For the last 40 years, for example, it has mostly gone into stock and bond prices.
Take the Dow. It has gone up some 27 times, making the rich — who own more than 80% of the stock market — richer. The New York Times:
A whopping 84 percent of all stocks owned by Americans belong to the wealthiest 10 percent of households. And that includes everyone’s stakes in pension plans, 401(k)’s and individual retirement accounts, as well as trust funds, mutual funds and college savings programs like 529 plans.
“For the vast majority of Americans, fluctuations in the stock market have relatively little effect on their wealth, or well-being, for that matter,” said Edward N. Wolff, an economist at New York University who recently published new research on the topic.
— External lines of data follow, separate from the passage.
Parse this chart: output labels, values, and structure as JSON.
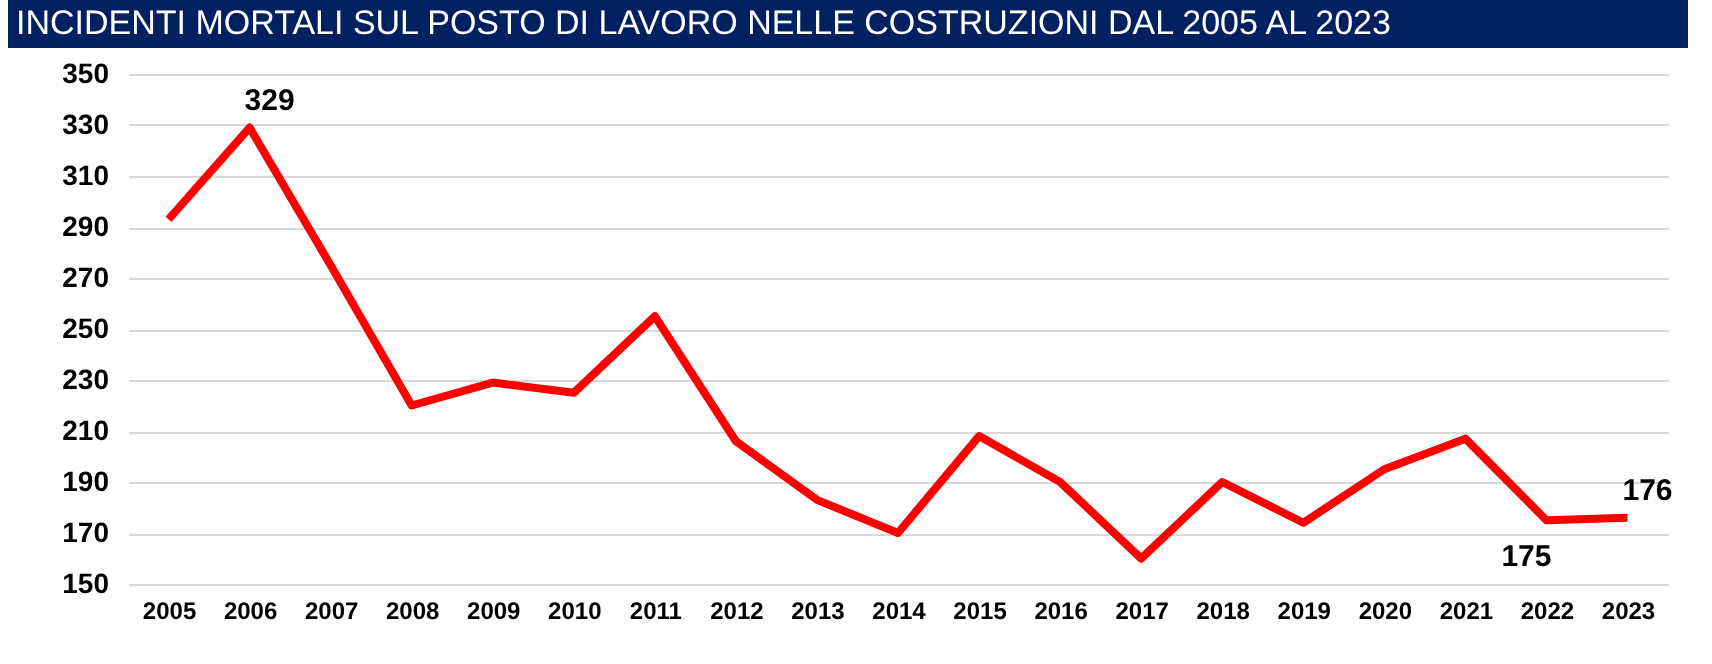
{
  "chart_data": {
    "type": "line",
    "title": "INCIDENTI MORTALI SUL POSTO DI LAVORO NELLE COSTRUZIONI DAL 2005 AL 2023",
    "categories": [
      "2005",
      "2006",
      "2007",
      "2008",
      "2009",
      "2010",
      "2011",
      "2012",
      "2013",
      "2014",
      "2015",
      "2016",
      "2017",
      "2018",
      "2019",
      "2020",
      "2021",
      "2022",
      "2023"
    ],
    "series": [
      {
        "color": "#ff0000",
        "values": [
          293,
          329,
          275,
          220,
          229,
          225,
          255,
          206,
          183,
          170,
          208,
          190,
          160,
          190,
          174,
          195,
          207,
          175,
          176
        ],
        "value_labels": [
          null,
          "329",
          null,
          null,
          null,
          null,
          null,
          null,
          null,
          null,
          null,
          null,
          null,
          null,
          null,
          null,
          null,
          "175",
          "176"
        ]
      }
    ],
    "ylim": [
      150,
      350
    ],
    "yticks": [
      150,
      170,
      190,
      210,
      230,
      250,
      270,
      290,
      310,
      330,
      350
    ],
    "grid": "y",
    "marker": "none",
    "line_style": "solid"
  }
}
If we’re right, “inflation” will continue … and eventually roll over, from Wall Street to Main Street.
Then, ordinary households will face not just relatively lower incomes … but higher consumer prices too.
Donald Trump has already increased spending (inflationary) more than any president in the last 50 years. His deficits are roughly twice as big as those of Bush or Obama (inflationary). He insists on lower interest rates (inflationary). He promotes trade wars and trade barriers (inflationary). And he says he wants another tax cut (inflationary).
And the Democrats are no better. Some estimates of Elizabeth Warren’s Healthcare for All program, for example, top $50 trillion over the next 10 years.
Where would that money come from? It would have to be “printed.”
So, no matter who wins the next election, you can expect super-low (perhaps even negative) interest rates, super-high deficits, record levels of debt and a growing Fed balance sheet (as they inflate the money supply by buying bonds … and maybe stocks … with money they create for that sole purpose).
The administration expects the national debt to hit $30 trillion by the end of the ’20s. Our own guess is that it will be more like $40 trillion.
Which brings us back to our debate: Brave New World … or Winter Is Coming?